Sono cifre un po’ esili che raccontano sì di un effetto del farmaco, ma molto aleatorio. Il risultato non è l’astinenza ma una riduzione della consumazione. Anzi, a volte l’esatto contrario, come ammettono con imbarazzo i curatori della sperimentazione. Perché alcuni cocainomani vaccinati erano così frustrati dalla mancanza d’effetto della polvere bianca che ne hanno assunte quantità enormi, alla disperata ricerca del flash. «Nessuno è andato in overdose», ha dichiarato Thomas Kosten, «ma nel sangue di alcuni pazienti abbiamo trovato dieci volte più cocaina del normale». Proprio perché non riduce la voglia della sostanza (craving), un ipotetico utilizzo del TA-CD sarebbe limitato a casi molto specifici, come prevenzione di ricadute: «Quel ristretto numero di tossicodipendenti che sono già inseriti in un programma di recupero, che sono altamente motivati e che soprattutto ricevono un sostegno psicologico», elenca il dottor Nava. Nonostante questo, l’entusiasmo sollevato dal vaccino anticoca è stato enorme, in particolare in certi ambienti clinici statunitensi. C’è chi ha cominciato a ipotizzare di vaccinare in maniera preventiva i bambini a rischio, come i figli dei tossicodipendenti. Chi, come la stessa direttrice del Nida Nora Volkow, sogna addirittura campagne a tappeto su tutta la popolazione giovanile.

«La vaccinazione a tappeto mi sembra un’assurdità. Se una persona vuole alterare il suo stato mentale, anche davanti a una campagna preventiva imposta per legge, troverà sempre un’altra sostanza per farlo», dice lo psicoterapeuta Riccardo Gatti, direttore del Dipartimento Dipendenze della ASL di Milano. «Perfino se si inventasse un’immunizzazione polivalente per più droghe si potrebbe creare una rincorsa alla produzione di nuove smart drugs in grado di avere comunque effetto, aggirando la risposta anticorpale». Ma l’esperto mette soprattutto l’accento sui presupposti: «Ogni nuovo strumento di cura è benvenuto.
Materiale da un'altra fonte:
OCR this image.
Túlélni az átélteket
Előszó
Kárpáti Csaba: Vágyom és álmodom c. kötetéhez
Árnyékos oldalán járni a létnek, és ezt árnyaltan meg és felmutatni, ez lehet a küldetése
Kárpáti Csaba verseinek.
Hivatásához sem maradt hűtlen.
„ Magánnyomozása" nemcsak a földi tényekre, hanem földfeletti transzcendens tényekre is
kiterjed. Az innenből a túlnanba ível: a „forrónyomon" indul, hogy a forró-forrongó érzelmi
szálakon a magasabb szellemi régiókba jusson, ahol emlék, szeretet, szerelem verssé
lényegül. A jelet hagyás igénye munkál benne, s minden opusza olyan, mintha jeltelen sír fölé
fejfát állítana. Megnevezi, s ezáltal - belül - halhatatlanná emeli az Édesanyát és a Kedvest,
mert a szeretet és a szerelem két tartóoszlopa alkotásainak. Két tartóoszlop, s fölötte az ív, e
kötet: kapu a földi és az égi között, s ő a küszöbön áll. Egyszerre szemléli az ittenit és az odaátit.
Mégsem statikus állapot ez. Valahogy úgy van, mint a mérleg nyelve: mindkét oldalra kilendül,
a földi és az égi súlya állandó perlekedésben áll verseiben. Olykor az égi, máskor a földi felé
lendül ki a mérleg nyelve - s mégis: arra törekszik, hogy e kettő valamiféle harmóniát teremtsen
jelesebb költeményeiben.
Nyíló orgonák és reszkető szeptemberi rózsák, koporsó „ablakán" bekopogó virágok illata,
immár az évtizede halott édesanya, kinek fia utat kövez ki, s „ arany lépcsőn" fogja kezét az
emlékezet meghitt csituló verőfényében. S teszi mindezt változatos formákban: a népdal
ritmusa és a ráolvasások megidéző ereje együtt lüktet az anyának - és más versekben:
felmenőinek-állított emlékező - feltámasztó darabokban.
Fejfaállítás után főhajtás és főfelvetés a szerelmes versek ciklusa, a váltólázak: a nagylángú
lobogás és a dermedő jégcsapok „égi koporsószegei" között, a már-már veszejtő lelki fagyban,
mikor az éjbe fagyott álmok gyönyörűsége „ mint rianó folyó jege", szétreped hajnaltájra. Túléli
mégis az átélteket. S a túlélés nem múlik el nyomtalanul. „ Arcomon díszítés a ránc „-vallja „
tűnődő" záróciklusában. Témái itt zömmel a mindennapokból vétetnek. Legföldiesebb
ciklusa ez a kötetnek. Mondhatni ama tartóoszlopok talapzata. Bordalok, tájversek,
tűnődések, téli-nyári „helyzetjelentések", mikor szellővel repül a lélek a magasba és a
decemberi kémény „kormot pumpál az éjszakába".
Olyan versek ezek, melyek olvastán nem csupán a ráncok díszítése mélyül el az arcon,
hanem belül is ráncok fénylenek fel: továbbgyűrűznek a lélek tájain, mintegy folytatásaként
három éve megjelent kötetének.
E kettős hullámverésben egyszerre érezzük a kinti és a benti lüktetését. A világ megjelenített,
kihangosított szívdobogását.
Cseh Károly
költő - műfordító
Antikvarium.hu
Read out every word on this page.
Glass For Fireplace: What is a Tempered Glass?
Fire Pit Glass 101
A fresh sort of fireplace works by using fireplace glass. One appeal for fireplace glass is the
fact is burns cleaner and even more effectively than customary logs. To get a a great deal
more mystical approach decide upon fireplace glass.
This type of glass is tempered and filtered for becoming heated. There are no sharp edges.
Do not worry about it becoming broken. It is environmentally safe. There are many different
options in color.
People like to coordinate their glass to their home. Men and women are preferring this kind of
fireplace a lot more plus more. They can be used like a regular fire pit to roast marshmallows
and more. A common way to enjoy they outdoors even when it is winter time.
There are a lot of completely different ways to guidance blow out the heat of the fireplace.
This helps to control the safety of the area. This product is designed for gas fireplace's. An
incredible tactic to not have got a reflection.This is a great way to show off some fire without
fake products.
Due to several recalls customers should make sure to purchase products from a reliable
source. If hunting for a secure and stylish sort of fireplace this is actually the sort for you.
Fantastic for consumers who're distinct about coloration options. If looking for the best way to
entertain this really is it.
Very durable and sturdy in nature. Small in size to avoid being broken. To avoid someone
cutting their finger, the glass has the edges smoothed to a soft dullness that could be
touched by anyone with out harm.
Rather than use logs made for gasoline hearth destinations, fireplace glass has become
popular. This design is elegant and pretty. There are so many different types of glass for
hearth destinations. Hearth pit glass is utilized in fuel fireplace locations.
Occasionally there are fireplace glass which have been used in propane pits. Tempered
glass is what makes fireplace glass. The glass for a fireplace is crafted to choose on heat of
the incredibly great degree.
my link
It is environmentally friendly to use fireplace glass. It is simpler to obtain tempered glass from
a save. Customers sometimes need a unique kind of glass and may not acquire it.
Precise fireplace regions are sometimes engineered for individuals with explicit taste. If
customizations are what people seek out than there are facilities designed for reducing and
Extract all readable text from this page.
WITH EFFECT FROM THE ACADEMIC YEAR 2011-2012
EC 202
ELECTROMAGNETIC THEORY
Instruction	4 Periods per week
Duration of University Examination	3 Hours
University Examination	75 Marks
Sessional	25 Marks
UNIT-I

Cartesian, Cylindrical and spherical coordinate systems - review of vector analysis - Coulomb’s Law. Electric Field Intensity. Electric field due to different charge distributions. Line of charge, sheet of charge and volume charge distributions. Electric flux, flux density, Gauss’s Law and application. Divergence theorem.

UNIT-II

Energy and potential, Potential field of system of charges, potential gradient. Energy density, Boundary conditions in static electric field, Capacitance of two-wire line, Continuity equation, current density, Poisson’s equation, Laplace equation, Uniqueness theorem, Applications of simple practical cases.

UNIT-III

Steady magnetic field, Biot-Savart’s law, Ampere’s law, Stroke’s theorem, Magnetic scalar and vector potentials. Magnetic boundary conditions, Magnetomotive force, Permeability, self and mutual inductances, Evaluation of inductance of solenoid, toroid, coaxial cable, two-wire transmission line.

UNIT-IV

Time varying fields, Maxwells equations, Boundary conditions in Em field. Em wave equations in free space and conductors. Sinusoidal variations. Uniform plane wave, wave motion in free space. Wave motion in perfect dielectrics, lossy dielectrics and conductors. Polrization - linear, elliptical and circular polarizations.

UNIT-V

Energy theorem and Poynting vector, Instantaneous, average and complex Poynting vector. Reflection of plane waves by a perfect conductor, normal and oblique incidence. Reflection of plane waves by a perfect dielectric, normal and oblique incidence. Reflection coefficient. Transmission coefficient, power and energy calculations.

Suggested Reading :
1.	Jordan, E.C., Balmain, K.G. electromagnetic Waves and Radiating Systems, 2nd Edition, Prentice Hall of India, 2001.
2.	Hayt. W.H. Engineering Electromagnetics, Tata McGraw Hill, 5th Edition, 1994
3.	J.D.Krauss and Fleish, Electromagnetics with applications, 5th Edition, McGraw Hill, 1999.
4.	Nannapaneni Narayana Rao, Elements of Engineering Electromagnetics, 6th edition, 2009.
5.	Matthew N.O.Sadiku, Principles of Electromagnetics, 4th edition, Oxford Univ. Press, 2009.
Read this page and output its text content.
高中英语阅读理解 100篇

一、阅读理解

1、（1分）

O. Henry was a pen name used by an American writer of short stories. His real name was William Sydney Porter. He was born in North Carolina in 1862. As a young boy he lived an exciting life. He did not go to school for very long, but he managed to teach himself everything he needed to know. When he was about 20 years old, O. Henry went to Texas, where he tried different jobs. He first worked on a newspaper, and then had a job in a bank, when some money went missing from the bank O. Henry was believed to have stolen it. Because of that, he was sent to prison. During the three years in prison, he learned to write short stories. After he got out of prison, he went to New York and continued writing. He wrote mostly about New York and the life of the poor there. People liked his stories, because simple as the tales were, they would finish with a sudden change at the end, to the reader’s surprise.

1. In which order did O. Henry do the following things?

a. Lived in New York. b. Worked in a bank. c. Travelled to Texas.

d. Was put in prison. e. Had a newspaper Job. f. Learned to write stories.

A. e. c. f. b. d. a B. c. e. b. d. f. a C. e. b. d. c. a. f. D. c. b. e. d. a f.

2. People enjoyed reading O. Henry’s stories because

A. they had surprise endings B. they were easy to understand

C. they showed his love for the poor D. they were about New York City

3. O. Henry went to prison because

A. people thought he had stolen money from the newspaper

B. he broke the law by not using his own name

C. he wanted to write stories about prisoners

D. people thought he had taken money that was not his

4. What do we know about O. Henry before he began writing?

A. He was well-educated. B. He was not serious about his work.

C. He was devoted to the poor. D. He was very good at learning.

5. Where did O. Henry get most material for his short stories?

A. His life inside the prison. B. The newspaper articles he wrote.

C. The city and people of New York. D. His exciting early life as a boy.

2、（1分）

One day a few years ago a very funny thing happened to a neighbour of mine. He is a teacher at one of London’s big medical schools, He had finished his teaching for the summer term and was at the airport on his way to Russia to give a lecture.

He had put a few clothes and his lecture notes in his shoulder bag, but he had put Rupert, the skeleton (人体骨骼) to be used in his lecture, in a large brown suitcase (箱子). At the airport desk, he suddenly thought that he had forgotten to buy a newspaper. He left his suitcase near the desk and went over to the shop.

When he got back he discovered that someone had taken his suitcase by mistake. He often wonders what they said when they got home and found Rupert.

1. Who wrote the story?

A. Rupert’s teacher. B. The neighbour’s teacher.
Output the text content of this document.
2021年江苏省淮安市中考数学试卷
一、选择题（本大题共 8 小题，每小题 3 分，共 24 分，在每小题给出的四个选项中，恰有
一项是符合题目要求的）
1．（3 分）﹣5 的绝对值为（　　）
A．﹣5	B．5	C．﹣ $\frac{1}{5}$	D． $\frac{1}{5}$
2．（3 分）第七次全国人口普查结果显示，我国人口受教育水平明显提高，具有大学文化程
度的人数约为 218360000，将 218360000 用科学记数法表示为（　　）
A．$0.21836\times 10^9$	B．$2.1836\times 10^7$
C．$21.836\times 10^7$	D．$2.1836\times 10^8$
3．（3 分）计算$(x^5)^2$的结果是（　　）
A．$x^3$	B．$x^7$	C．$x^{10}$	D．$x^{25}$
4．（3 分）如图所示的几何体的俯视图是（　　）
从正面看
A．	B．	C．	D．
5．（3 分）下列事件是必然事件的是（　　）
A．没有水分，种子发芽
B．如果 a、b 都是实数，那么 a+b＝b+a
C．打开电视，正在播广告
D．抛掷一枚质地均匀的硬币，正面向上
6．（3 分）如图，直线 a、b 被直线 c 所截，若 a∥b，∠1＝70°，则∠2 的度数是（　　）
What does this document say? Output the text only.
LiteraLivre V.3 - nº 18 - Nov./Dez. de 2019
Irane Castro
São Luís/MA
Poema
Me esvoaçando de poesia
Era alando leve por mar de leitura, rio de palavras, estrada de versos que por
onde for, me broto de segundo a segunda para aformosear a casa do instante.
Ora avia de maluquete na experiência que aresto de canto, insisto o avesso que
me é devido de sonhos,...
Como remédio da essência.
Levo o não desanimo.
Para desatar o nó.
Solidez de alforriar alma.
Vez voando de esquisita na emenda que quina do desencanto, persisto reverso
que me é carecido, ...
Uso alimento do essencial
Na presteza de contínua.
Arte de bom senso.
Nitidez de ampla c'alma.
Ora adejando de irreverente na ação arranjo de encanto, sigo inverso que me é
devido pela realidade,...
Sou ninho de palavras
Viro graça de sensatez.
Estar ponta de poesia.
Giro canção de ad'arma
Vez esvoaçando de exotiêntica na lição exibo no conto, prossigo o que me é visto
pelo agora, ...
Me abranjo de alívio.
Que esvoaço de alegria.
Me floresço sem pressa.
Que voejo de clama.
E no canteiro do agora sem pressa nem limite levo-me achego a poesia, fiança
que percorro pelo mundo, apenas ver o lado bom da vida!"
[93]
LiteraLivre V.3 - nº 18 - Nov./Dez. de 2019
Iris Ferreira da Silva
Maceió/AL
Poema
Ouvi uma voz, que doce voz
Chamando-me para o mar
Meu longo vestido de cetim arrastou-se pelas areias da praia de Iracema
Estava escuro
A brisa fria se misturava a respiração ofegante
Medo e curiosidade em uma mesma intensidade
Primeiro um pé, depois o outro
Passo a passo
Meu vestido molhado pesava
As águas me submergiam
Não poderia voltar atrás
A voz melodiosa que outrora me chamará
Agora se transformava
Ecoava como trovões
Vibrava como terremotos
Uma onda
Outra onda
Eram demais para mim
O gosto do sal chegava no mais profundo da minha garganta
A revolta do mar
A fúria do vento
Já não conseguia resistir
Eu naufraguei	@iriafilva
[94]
Ma non può assolutamente sostituire i percorsi individuali di crescita, emancipazione e ri-abilitazione che restano indispensabili». La tossicodipendenza non deve essere considerata una malattia in senso univoco né si potrà mai escogitare una cura uguale per tutti. Conclude Riccardo Gatti: «Molte persone con problemi di droga hanno bisogno di cure in relazione al loro stato, di cui la tossicodipendenza può essere a volte causa, a volte sintomo. Ci sono troppe variabili in gioco che rendono estremamente differenti situazioni all’apparenza simili». Intanto il TA-CD continua la sua strada. Attualmente è in fase 3b di sperimentazione, con condizioni di utilizzo molto vicine a quelle della reale pratica clinica. I partecipanti, tutti cocainomani volontari, stavolta sono circa trecento, di sei diverse città americane, tra cui Houston e Cincinnati. Vengono testati per 18 settimane con modalità simili al trial del 2008. I risultati potrebbero portare a un via libera della messa in commercio.